Nyonya-nyonya yang berada di dasar batu karang dapat mendengar dengan jelas kata-kata Nyonya Ling karena batu karang itu tidak tinggi bahkan jika mereka tidak naik. Mereka saling berpandangan dengan mata berbinar. Menurut suara yang mereka dengar, orang-orang yang berada di bebatuan sekarang adalah Nyonya Pertama dan Nona Muda Kelima dari Lord Protector’s Manor. Dan mereka menyimpulkan dari percakapan bahwa Nona Muda Kelima adalah seorang gadis jahat yang baru saja membunuh seseorang. Kemudian mereka semua menjadi sedikit penasaran.
Jadi mereka hanya memutuskan untuk berdiri di dasar batu karang, menunggu tindak lanjut dari apa yang terjadi di atas.
“Ibu, kamu memanggilku orang jahat hanya karena aku berdiri di sini. Bagaimana jika Kakak Sulung saya atau Kakak Kedua saya ada di tempat saya sekarang. Apakah Anda masih akan menagihnya secara langsung tanpa bertanya? ” Ning Xueyan membantah Nyonya Ling dengan seringai di sudut mulutnya.
“Aku, aku… Kakakmu tidak akan pernah melakukan hal seperti ini.” Nyonya Ling dikejutkan oleh kata-kata Ning Xueyan, tapi dia langsung membalas secara refleks.
“Adikku tidak akan melakukan hal seperti ini, dan aku akan melakukannya? Ibu, apakah aku benar-benar kejam di matamu sehingga aku akan membunuh seseorang tanpa berkedip? Atau mungkin Anda sudah tahu apa yang akan terjadi di awal?”
Saat dia mengatakan ini, Ning Xueyan tersenyum dan mendekati Nyonya Ling yang sudah terdiam karena kata-kata Ning Xueyan.
Nyonya Janda memandang Nyonya Ling dengan tatapan cemberut, dengan senyum seram di sudut mulutnya, berkata, “Nyonya Ling, bukankah Anda yang paling diuntungkan jika Selir Ma kehilangan anaknya? Mengapa Anda menyalahkan Xueyan sekarang? Dia hanya berusaha membantu Selir Ma. Mengapa Anda memanggilnya gadis jahat? Bagaimana jika dia tidak melakukan hal yang baru saja kamu katakan?”

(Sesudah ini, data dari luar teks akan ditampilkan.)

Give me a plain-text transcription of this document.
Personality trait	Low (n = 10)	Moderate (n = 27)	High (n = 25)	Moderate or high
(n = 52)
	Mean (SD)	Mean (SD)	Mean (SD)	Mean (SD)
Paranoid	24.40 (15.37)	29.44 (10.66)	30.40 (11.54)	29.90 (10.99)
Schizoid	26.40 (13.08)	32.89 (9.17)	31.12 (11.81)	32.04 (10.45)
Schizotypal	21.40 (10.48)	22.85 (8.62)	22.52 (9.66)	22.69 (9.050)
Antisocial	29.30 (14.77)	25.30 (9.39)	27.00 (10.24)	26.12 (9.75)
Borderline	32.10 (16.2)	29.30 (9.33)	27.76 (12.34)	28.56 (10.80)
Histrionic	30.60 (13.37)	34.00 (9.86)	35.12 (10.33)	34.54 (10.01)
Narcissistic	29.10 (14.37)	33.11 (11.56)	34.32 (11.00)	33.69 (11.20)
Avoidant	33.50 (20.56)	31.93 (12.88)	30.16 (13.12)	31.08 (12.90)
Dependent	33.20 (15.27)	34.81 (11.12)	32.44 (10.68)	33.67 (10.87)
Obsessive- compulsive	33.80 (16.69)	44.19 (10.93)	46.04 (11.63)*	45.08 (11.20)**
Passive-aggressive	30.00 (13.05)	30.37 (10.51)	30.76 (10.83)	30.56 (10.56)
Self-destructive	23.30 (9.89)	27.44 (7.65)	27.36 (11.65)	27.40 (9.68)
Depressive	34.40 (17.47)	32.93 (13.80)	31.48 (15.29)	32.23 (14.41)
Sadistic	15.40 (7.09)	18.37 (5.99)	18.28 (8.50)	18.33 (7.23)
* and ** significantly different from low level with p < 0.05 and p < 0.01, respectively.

Uap panas naik di paviliun. Ning Xueyan telah membuka jendela dengan sengaja untuk membiarkan Selir Ma mendapat udara segar sekarang. Jadi apa yang dikatakan Nyonya Janda sampai ke telinga Nyonya-nyonya itu dari jendela.
“Ini, bukan Xueyan yang melakukan ini?” Nyonya Ling benar-benar bingung sekarang. Kemudian dia mengedipkan matanya dan menanyakan itu.